July 2, 2007 11:55 AM   Subscribe

I have an old and less than ideal backup of my windows registry. The only part that doesn't work is the system part (I manually deleted some hardware profile entries and buggered the thing). Is there a way to grab ONLY the hardware profile entries from a registry backup and then insert them into the broken one? Regedit doesn't seem to allow me to open, edit and copy from a backup registry.

Windows has been giving me problems with hardware profiles (unable to erase or rename them). So, feeling adventurous, I deleted all instance of the new hardware profiles from the registry, leaving all but the one that I liked. Naturally I bungled the affair and now can't boot.

Using recovery console I swapped the broken system registry file with the repair one (leaving the sam, security, software and others intact). Now the system boots, but obviously most of my hardware changes are out of date. It seems like it would be a trivial fix to simply copy the hardware profile entries that correspond to the ones I deleted from my backed up registry and paste them into the current one. I don't want to restore that backup because it's still a few months old and I added some new drivers and hardware.

Thanks!
posted by Smegoid to Computers & Internet (2 answers total)
 
You have a (broken) backup of your registry and want to insert pieces of it back into your current registry?
I have only done single sections, not a mass update like this, but I think you can do it.
Take the .reg file you want pieces of and edit it. I assume you need to leave the first line (Windows Registry Editor...), then delete the sections you don't want. The sections you do want to include should have the header [HKEY_LOCAL_MACHINE...] and whatever lines you wish to change.
Double-click on the .reg file. It will ask if you if you want to add the information- click Yes.
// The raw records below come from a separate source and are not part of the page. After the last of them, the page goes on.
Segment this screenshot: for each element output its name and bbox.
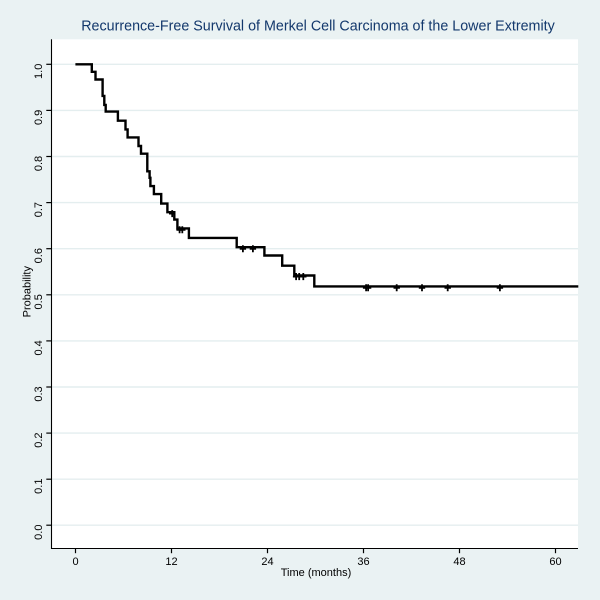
svg-text:Time (months): Time (months): [281, 567, 352, 579]
svg-text:Recurrence-Free Survival of Me: Recurrence-Free Survival of Merkel Cell …: [81, 19, 555, 35]
svg-text:0.9: 0.9: [33, 110, 45, 125]
svg-text:0.1: 0.1: [33, 479, 45, 494]
svg-text:0.7: 0.7: [33, 202, 45, 217]
svg-text:1.0: 1.0: [33, 64, 45, 79]
svg-text:0.0: 0.0: [33, 525, 45, 540]
svg-text:0: 0: [72, 556, 78, 568]
svg-text:36: 36: [357, 556, 369, 568]
svg-text:12: 12: [165, 556, 177, 568]
svg-text:0.3: 0.3: [33, 386, 45, 401]
svg-text:0.8: 0.8: [33, 156, 45, 171]
svg-text:Probability: Probability: [22, 266, 34, 318]
svg-text:0.5: 0.5: [33, 294, 45, 309]
svg-text:60: 60: [549, 556, 561, 568]
svg-text:0.4: 0.4: [33, 340, 45, 355]
svg-text:24: 24: [261, 556, 273, 568]
svg-text:48: 48: [453, 556, 465, 568]
svg-text:0.2: 0.2: [33, 432, 45, 447]
svg-text:0.6: 0.6: [33, 248, 45, 263]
(This works for WIN2000- don't know about yours)
posted by MtDewd at 1:10 PM on July 2, 2007


MtDewd's answer would work, I think. There are also a bunch of shareware reg tools (like one called "Resplendent Registrar", as I recall) that'll let you do more advanced operations on your registry. One of them might have a feature that allows you to do this sort of thing, if that more straightforward approach doesn't work.